The question is whether teachers who were dismissed for low evaluation scores in the districts we studied would have received substantively different evaluation scores if their classroom observation scores had been adjusted as we recommend.
Over the years for which we have data, about four percent of the total teacher workforce was dismissed each year for low evaluation scores. Had the districts applied our statistical adjustment to the observation scores of these dismissed teachers, the fate of 15 percent of that four percent would have changed (less than one percent of the total teacher workforce).
Of course, if you were one of the dismissed teachers who would have survived for another year if your observation scores had been adjusted, this is a big deal. But from the point of view of the system as a whole and the interests of students, it is not. This is because the dismissed teachers who would have been retained using corrected observation scores would have just squeaked by. None of the upward movers gained more than about one percent in terms of total points available in their district’s evaluation system.

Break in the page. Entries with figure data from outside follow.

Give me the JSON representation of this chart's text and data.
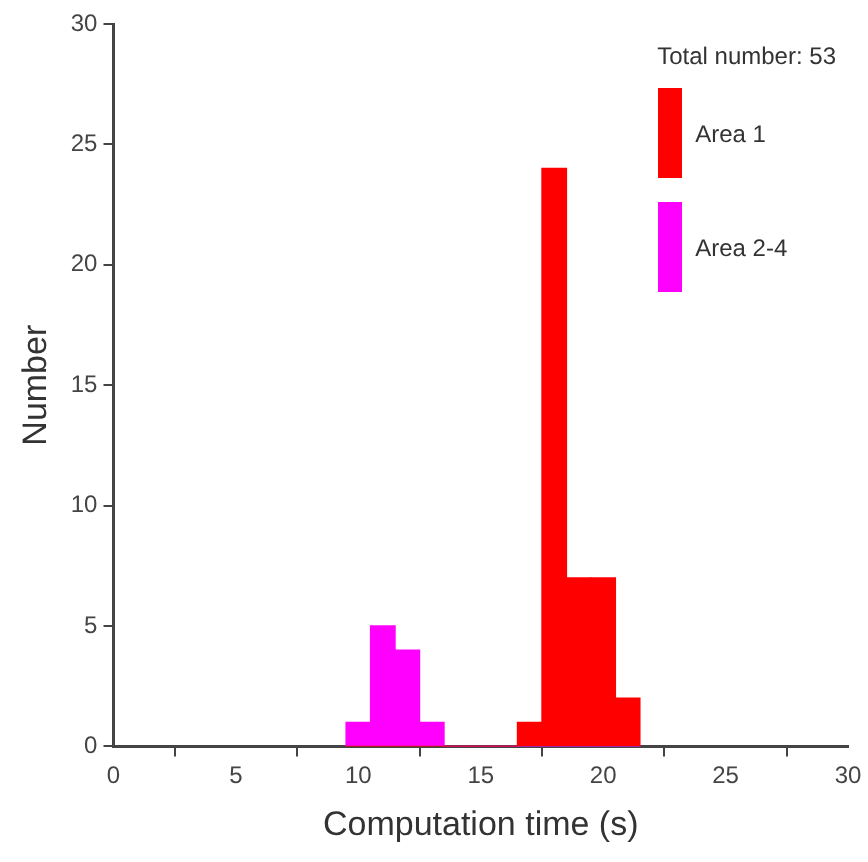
{
  "chart_data": {
    "type": "histogram",
    "xlabel": "Computation time (s)",
    "ylabel": "Number",
    "legend_title": "Total number: 53",
    "bins": [
      9.5,
      10.5,
      11.5,
      12.5,
      13.5,
      14.5,
      15.5,
      16.5,
      17.5,
      18.5,
      19.5,
      20.5,
      21.5
    ],
    "series": [
      {
        "name": "Area 1",
        "color": "#ff0000",
        "values": [
          0,
          0,
          0,
          0,
          0,
          0,
          0,
          1,
          24,
          7,
          7,
          2
        ]
      },
      {
        "name": "Area 2-4",
        "color": "#ff00ff",
        "values": [
          1,
          5,
          4,
          1,
          0,
          0,
          0,
          0,
          0,
          0,
          0,
          0
        ]
      }
    ],
    "xlim": [
      0,
      30
    ],
    "xticks": [
      0,
      5,
      10,
      15,
      20,
      25,
      30
    ],
    "ylim": [
      0,
      30
    ],
    "yticks": [
      0,
      5,
      10,
      15,
      20,
      25,
      30
    ],
    "grid": false,
    "legend": "top right"
  }
}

The bias in classroom observation systems that derives from some teachers being assigned much more able students than other teachers is very important to the overall performance of the teacher evaluation system. One of the consequences of it not being addressed is that teachers who understand how the system works and value high evaluation scores will do their best to be assigned to schools with high ability students, and within schools will do their best to get assigned the best students. This is the exact opposite of the equitable distribution of teacher talent that the U.S. Department of Education (the driving force behind state adoption of the type of teacher evaluation systems we have studied), intends for these systems to accomplish.
But the bias in classroom observation is not a serious problem with respect to teacher dismissal. It introduces a small margin of error into personnel actions of a very small percentage of teachers, but it does not result in mischaracterization of their classroom performance. These are very weak teachers whose names their students may want to forget, but can’t.
-Grover J. “Russ’ Whitehurst and Katharine Lindquist
This first appeared on the Brown Center Chalkboard.